エピソード1「タイムスリップ」
いつもと変わらない平凡な日々。
「なんか面白いことないかな〜」
そのセリフももう口癖みたいになっている。
僕は大学2年生。
いつもと変わらない景色の帰り道。
いつもと変わらず家の駐輪場に自転車を止める。
いつもと変わらずポストを開ける。
いつもと変わらずチラシが入っている。
「何だこのチラシ。タイムスリップ?0円?」
0円だったらやってもいいか。チラシに書かれた電話番号に電話を掛ける。
プルルルル
「お電話ありがとうございます。タイムスリップ研究所です」
「あの〜。タイムスリップ0円のチラシを見てお電話したのですが」
「ありがとうございます」
「0円とあるのですが、本当に0円でタイムスリップできるのですか?」
「はい。もちろん0円です」
「過去に行きたいのですが、、、」
「すみませんが過去には行くことができません。行けるのは未来のみです」
「未来に行きたいです。日にちは指定できるのですか?20年後に行きたいです。」俺はどんな生活しているんだろ。豪華な家に住んで高級車に乗って。。
「では。お申し込みされるということですね。20年後にタイムスリップするキットを今からお送りします」
ほどなくして、玄関の呼び鈴がなった。
「お届け物で〜す」
「はーい」
届いたのは20cmくらいの小包であった。
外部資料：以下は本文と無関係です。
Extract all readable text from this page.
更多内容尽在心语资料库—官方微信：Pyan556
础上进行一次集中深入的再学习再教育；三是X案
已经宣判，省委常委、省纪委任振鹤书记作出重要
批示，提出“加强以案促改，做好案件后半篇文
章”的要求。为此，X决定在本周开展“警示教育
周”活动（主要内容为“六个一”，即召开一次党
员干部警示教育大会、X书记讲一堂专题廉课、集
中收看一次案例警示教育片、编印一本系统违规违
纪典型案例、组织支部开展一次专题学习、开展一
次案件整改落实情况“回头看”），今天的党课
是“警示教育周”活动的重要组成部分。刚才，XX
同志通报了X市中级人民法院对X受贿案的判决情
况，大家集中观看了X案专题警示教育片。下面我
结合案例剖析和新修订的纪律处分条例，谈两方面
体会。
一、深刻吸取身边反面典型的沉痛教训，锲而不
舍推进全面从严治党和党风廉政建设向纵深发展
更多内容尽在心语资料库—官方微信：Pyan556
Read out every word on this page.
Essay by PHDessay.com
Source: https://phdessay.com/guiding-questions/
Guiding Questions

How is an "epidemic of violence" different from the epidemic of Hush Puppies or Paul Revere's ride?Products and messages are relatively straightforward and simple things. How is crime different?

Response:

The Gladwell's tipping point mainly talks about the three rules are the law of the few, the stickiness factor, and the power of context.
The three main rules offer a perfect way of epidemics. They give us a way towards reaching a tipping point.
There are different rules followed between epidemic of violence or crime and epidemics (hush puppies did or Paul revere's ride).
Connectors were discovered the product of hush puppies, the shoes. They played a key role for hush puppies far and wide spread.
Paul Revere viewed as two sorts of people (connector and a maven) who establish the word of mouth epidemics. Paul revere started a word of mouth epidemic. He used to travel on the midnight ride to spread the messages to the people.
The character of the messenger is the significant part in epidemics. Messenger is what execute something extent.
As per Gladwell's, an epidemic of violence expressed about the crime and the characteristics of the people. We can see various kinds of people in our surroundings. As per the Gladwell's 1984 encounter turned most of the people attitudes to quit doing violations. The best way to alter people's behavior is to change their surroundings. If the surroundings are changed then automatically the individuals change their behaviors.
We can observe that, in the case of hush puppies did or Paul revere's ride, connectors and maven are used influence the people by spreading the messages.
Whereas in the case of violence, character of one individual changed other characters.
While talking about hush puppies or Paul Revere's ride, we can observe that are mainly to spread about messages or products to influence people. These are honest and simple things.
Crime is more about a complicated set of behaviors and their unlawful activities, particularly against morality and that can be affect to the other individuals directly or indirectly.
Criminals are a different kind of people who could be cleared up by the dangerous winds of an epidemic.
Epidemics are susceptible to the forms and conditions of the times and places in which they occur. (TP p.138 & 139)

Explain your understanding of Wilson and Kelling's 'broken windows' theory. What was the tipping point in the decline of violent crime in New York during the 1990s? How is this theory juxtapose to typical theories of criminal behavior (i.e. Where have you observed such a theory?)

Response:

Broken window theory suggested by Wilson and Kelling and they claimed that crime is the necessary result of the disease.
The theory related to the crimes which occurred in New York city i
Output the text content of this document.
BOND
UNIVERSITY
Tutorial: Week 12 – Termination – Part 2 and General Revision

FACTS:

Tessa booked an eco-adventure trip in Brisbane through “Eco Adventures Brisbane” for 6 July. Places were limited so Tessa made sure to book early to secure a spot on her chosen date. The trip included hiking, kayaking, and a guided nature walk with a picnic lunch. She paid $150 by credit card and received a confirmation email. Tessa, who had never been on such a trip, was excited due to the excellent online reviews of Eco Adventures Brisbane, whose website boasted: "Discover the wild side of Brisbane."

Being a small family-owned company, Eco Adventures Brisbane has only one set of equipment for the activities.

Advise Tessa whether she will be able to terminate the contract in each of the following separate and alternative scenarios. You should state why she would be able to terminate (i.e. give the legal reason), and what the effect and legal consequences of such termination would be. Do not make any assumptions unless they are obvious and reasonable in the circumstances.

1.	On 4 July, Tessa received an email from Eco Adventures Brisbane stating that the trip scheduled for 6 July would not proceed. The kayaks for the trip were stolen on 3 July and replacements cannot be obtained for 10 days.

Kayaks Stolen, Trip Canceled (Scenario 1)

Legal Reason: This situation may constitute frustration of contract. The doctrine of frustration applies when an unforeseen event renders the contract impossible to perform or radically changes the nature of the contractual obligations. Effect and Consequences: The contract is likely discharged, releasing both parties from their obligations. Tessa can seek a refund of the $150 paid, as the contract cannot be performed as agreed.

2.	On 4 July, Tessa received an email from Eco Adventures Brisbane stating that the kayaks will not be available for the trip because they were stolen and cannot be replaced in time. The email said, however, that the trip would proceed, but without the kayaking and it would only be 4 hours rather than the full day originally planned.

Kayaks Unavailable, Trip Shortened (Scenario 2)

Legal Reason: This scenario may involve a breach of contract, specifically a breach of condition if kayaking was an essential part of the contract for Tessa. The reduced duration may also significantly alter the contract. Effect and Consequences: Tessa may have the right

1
中にはカプセルが1錠入っていた。
プルルル。
「先程電話した者ですが、キットが届きました。このあとどうすればよいのですか?」
「ありがとうございます。20年後にタイムスリップできるキットです。カプセルには20という文字が刻印されてますか?」
「はい」
「では、それを飲んで下さい」
「これを飲めばタイムスリップできるんですね?」
「はい。タイムスリップできます」
言われたままにカプセルを飲む。
「飲みました」
特に変化はない。
「しばらくすると眠たくなってくるはずです」
1分2分。。。。
「そろそろ薬が効き始めた頃ですが、体に変化はありませんか?」
「少し眠くなってきました」
「効果が出始めてますね。そのうち完全に眠りに落ちます。目が覚めたときには20年後です」
「ただいまー」
母の声だ。
「またこんなところで寝て。この子ったら」
声は聞こえるが体が動かない
「よっぽど疲れてるのね。もうこの子ったら」
そう言いながら母が毛布をかけてくれた。